So the big news out of Europe over the past few days has been David Cameron’s veto of the most recent euro summit agreement to stop the bleeding of the single currency in face of bond market pressure. From what I can tell, most people are claiming this is Britain’s final mistake after years of rocky relations with Brussels. Cameron, who was looking to protect that all-important British financial industry from the relatively more strict regulations on the continent, chose not to join the newest coalition of willing EU members. Not surprisingly, the rest of Europe is pretty angry, and for some good reasons. First, it could appear to the continent that Britain thinks it deserves special treatment compared to the rest of Europe even though Britain’s economy is also running up against another recession. Second, the consensus seems to be that Merkozy finally have united behind the idea of stronger economic integration for the eurozone and the EU as a whole. Cameron’s veto threatens this newest incarnation of a rescue plan.
Of course any observer could simply throw the moralizing right back at France and Germany by simply saying, “where was all this urgency back in June/July/August/September/October….?” For months, Europe’s core leaders have sat on their hands, pandering to their electorate while they watched bond yields rise all across Europe and rating agencies handed out negative outlooks like they were candy.

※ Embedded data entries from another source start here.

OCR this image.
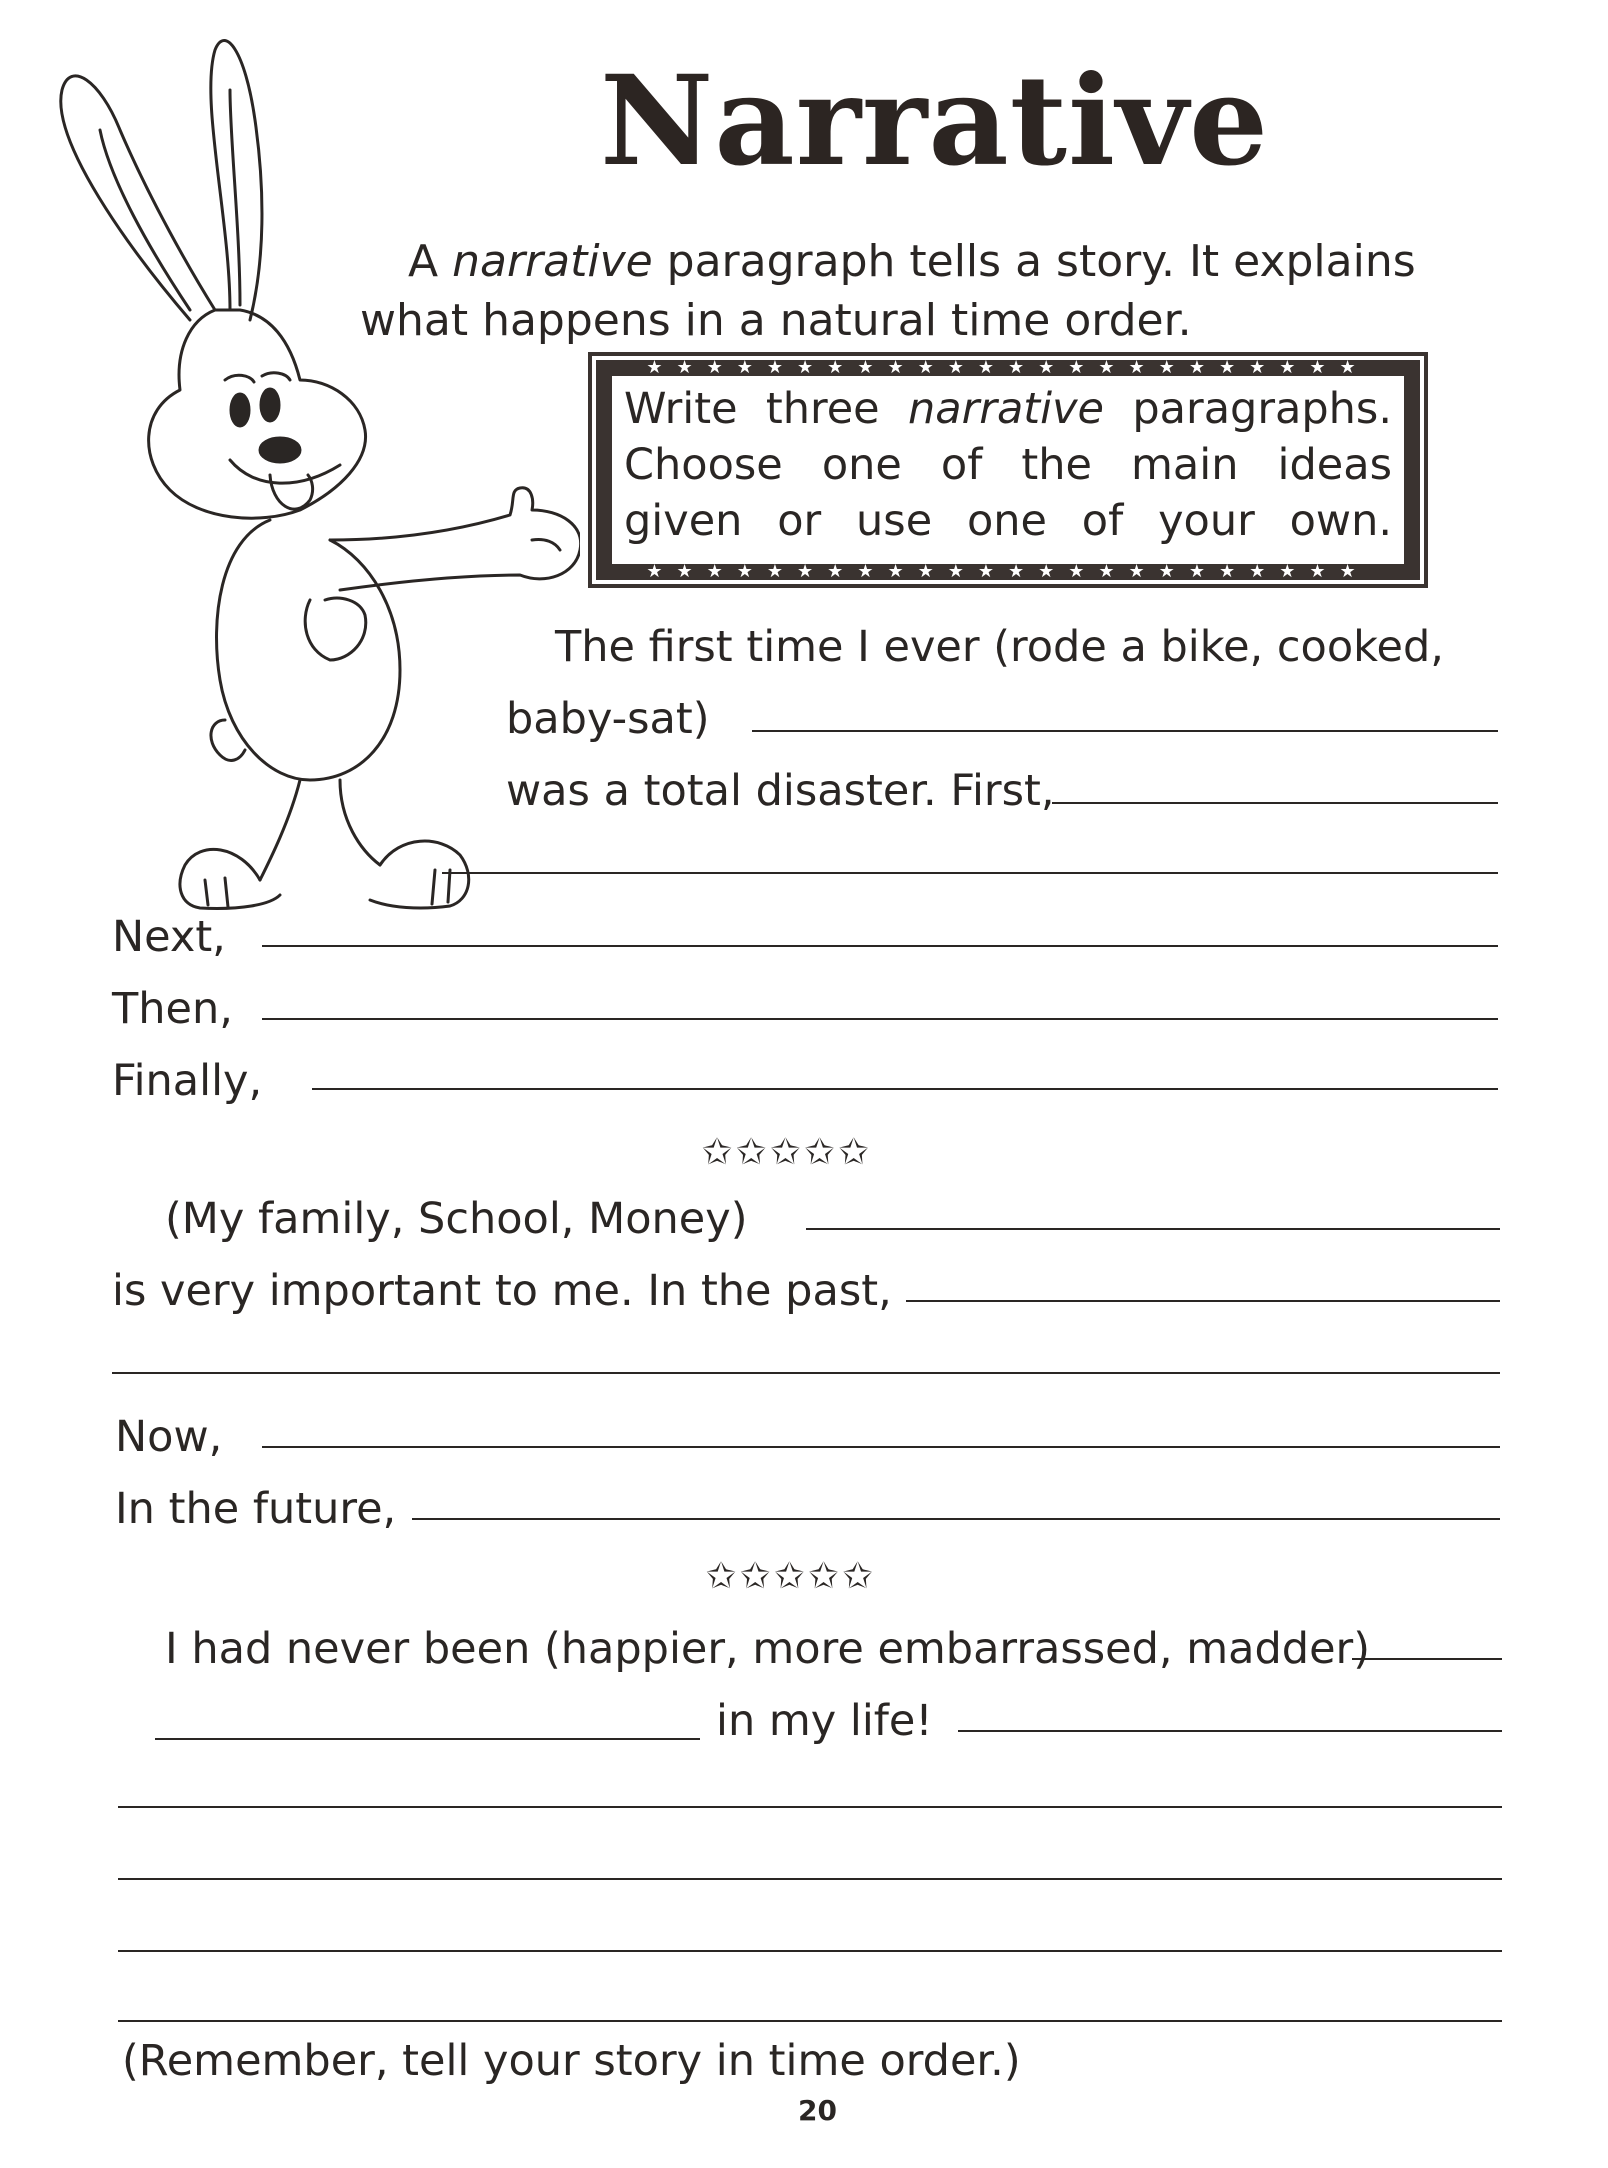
Narrative
A narrative paragraph tells a story. It explains what happens in a natural time order.
★★★★★★★★★★★★★★★★★★★★★★★★
★★★★★★★★★★★★★★★★★★★★★★★★
Write three narrative paragraphs. Choose one of the main ideas given or use one of your own.
The first time I ever (rode a bike, cooked,
baby-sat)
was a total disaster. First,
Next,
Then,
Finally,
✩✩✩✩✩
(My family, School, Money)
is very important to me. In the past,
Now,
In the future,
✩✩✩✩✩
I had never been (happier, more embarrassed, madder)
in my life!
(Remember, tell your story in time order.)
20
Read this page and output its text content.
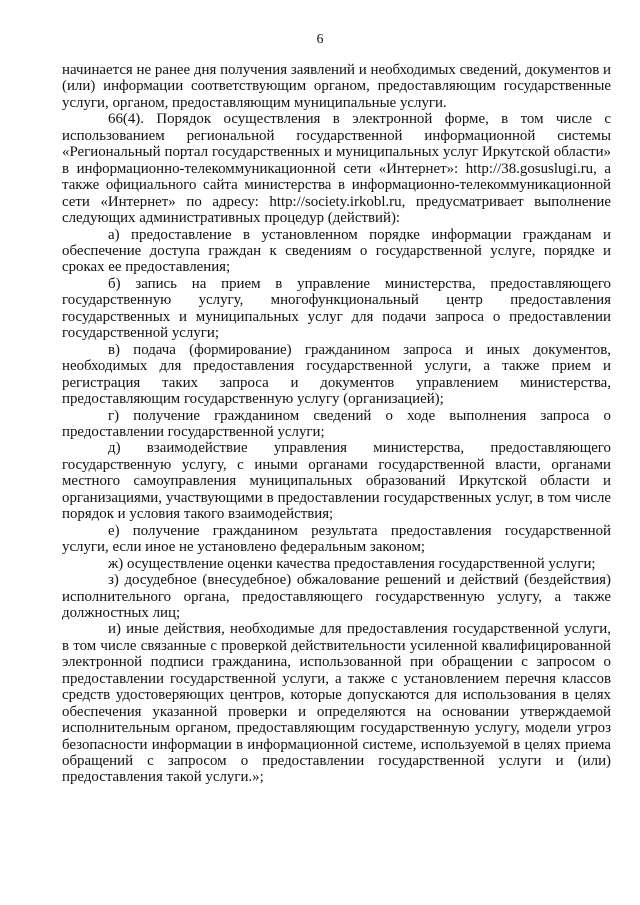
6

начинается не ранее дня получения заявлений и необходимых сведений, документов и (или) информации соответствующим органом, предоставляющим государственные услуги, органом, предоставляющим муниципальные услуги.

66(4). Порядок осуществления в электронной форме, в том числе с использованием региональной государственной информационной системы «Региональный портал государственных и муниципальных услуг Иркутской области» в информационно-телекоммуникационной сети «Интернет»: http://38.gosuslugi.ru, а также официального сайта министерства в информационно-телекоммуникационной сети «Интернет» по адресу: http://society.irkobl.ru, предусматривает выполнение следующих административных процедур (действий):

а) предоставление в установленном порядке информации гражданам и обеспечение доступа граждан к сведениям о государственной услуге, порядке и сроках ее предоставления;

б) запись на прием в управление министерства, предоставляющего государственную услугу, многофункциональный центр предоставления государственных и муниципальных услуг для подачи запроса о предоставлении государственной услуги;

в) подача (формирование) гражданином запроса и иных документов, необходимых для предоставления государственной услуги, а также прием и регистрация таких запроса и документов управлением министерства, предоставляющим государственную услугу (организацией);

г) получение гражданином сведений о ходе выполнения запроса о предоставлении государственной услуги;

д) взаимодействие управления министерства, предоставляющего государственную услугу, с иными органами государственной власти, органами местного самоуправления муниципальных образований Иркутской области и организациями, участвующими в предоставлении государственных услуг, в том числе порядок и условия такого взаимодействия;

е) получение гражданином результата предоставления государственной услуги, если иное не установлено федеральным законом;

ж) осуществление оценки качества предоставления государственной услуги;

з) досудебное (внесудебное) обжалование решений и действий (бездействия) исполнительного органа, предоставляющего государственную услугу, а также должностных лиц;

и) иные действия, необходимые для предоставления государственной услуги, в том числе связанные с проверкой действительности усиленной квалифицированной электронной подписи гражданина, использованной при обращении с запросом о предоставлении государственной услуги, а также с установлением перечня классов средств удостоверяющих центров, которые допускаются для использования в целях обеспечения указанной проверки и определяются на основании утверждаемой исполнительным органом, предоставляющим государственную услугу, модели угроз безопасности информации в информационной системе, используемой в целях приема обращений с запросом о предоставлении государственной услуги и (или) предоставления такой услуги.»;
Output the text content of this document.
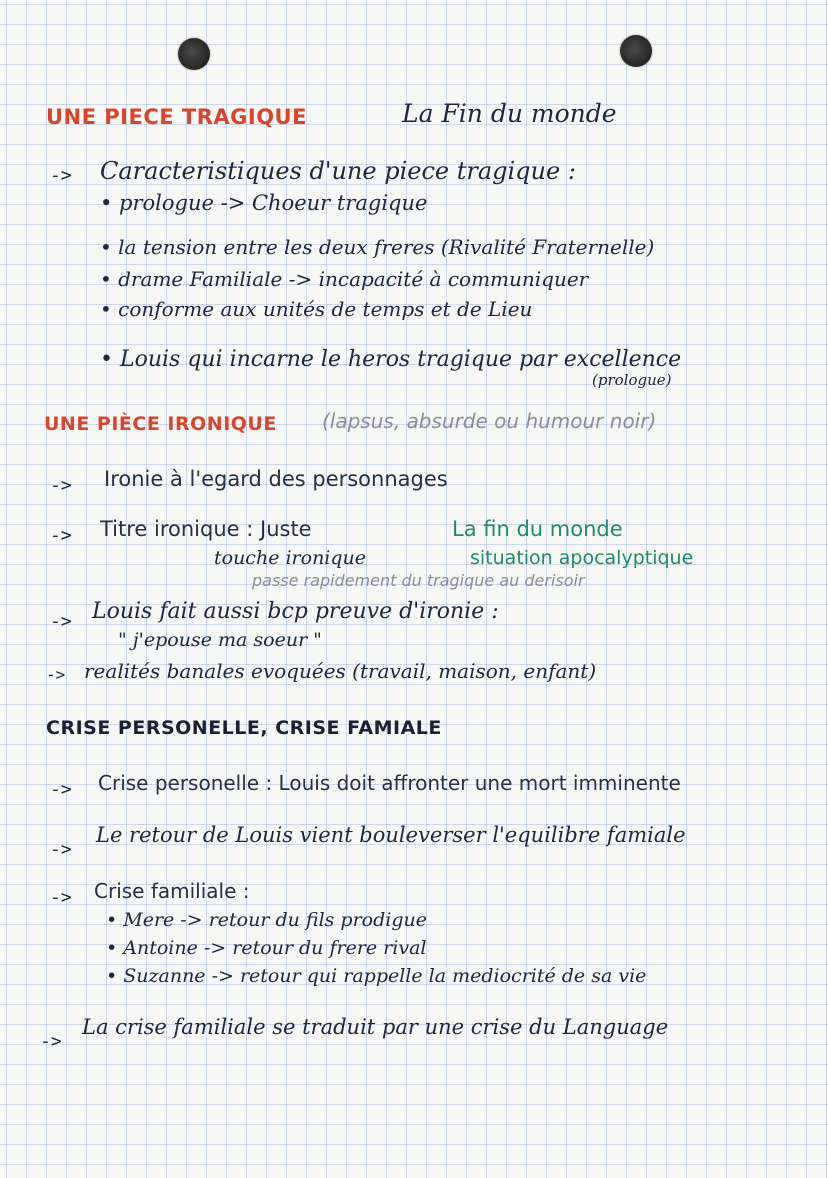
UNE PIECE TRAGIQUE	La Fin du monde
-> Caracteristiques d'une piece tragique :
• prologue -> Choeur tragique
• la tension entre les deux freres (Rivalité Fraternelle)
• drame Familiale -> incapacité à communiquer
• conforme aux unités de temps et de Lieu
• Louis qui incarne le heros tragique par excellence
(prologue)
UNE PIÈCE IRONIQUE (lapsus, absurde ou humour noir)
-> Ironie à l'egard des personnages
-> Titre ironique : Juste	La fin du monde
touche ironique	situation apocalyptique
passe rapidement du tragique au derisoir
-> Louis fait aussi bcp preuve d'ironie :
" j'epouse ma soeur "
-> realités banales evoquées (travail, maison, enfant)
CRISE PERSONELLE, CRISE FAMIALE
-> Crise personelle : Louis doit affronter une mort imminente
->
Le retour de Louis vient bouleverser l'equilibre famiale
-> Crise familiale :
• Mere -> retour du fils prodigue
• Antoine -> retour du frere rival
• Suzanne -> retour qui rappelle la mediocrité de sa vie
->
La crise familiale se traduit par une crise du Language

Frankly, this is more of the same from Europe, despite the current consensus on a somewhat cohesive plan to solve the debt crisis. The reason why is simple: the new plan won’t help. What we have seen from Germany and France over the past few months has actually been relatively consistent. The core economies allow some voluntary haircuts, or have the ECB buy some bonds while simultaneously demanding that the recipient country must accept strict austerity that in both the cases of Greece and Italy eventually forced out the elected government. in place of the democratically elected leaders, Italy and Greece are now must deal with so-called “technocrat” governments. This is really just a synonym for unelected bureaucrats who, if they want to receive their aid from the ECB and the European safety fund, must accept rules handed down to them by France and Germany. This sounds more like vassal-status than equal members of a common market to me.
And of course, under Merkel’s new plan (the one Cameron vetoed), guess what the peripheral European countries can expect? You guessed right! More rules about budget deficit caps, debt to GDP caps and economic sanctions if you don’t comply. This isn’t a bold new path towards an integrated Europe. This is a takeover of the fiscal policy of the peripheral economies of Europe. First, peripheral Europe surrendered its monetary policy in the hopes of capital movement and price stability. Now in order to stay afloat amidst the sea of debt accumulated since the minting of this single currency, the peripheral economies will now have to alienate their fiscal independence or face the sanctions and rules written by Germany and France.
Now I’m sure plenty of your are thinking to yourselves that the Maastricht treaty wasn’t exactly the most strictly enforced pre-crisis. But you have your answer right there in the word “pre-crisis.” Now that Europe’s leaders have seen what havoc can be wrought by uncoordinated fiscal policies, the core economies will be much more vigilant over the finances of their neighbors. What we are seeing is a very abrupt and most likely to be painful shift towards a federal Europe.
And this brings me back to our friend Mr Cameron and his supposed blunder. In thinking about this article, I remembered a video I’d seen of Margaret Thatcher talking about (amongst other things) the ramifications of a single currency. You can watch the video here if you’d like. Twenty years ago, the British Prime minister saw ahead that by “surrendering” the right to control monetary policy was really just a “backdoor to a federal Europe.” We see this manifesting itself right before our eyes. In the face of pressure from France and Germany, democratically elected leaders are replaced by unelected bureaucrats who are bound to follow policy dictated by the more powerful European leaders. However, this further integration will not solve the underlying problems of peripheral Europe, which are low-growth, poor demographics, and an unfavorable exchange rate. Unsurprisingly, those pesky Italian bond yields are creeping back up towards 7% amidst factory slow-downs.
The British plainly saw 20 years ago that a monetary union would eventually necessitate a fiscal one, which would further deprive sovereign nations of their democratic rights. David Cameron made a clearly unpopular move, but he made the democratic one. A closer union of Europe must be based on mutual respect and democracy, not economic and monetary domination by a handful of countries over the rest. Until Germany and France are ready to agree for more democratic control of the European institutions by majority national vote, all European countries should resist further integration.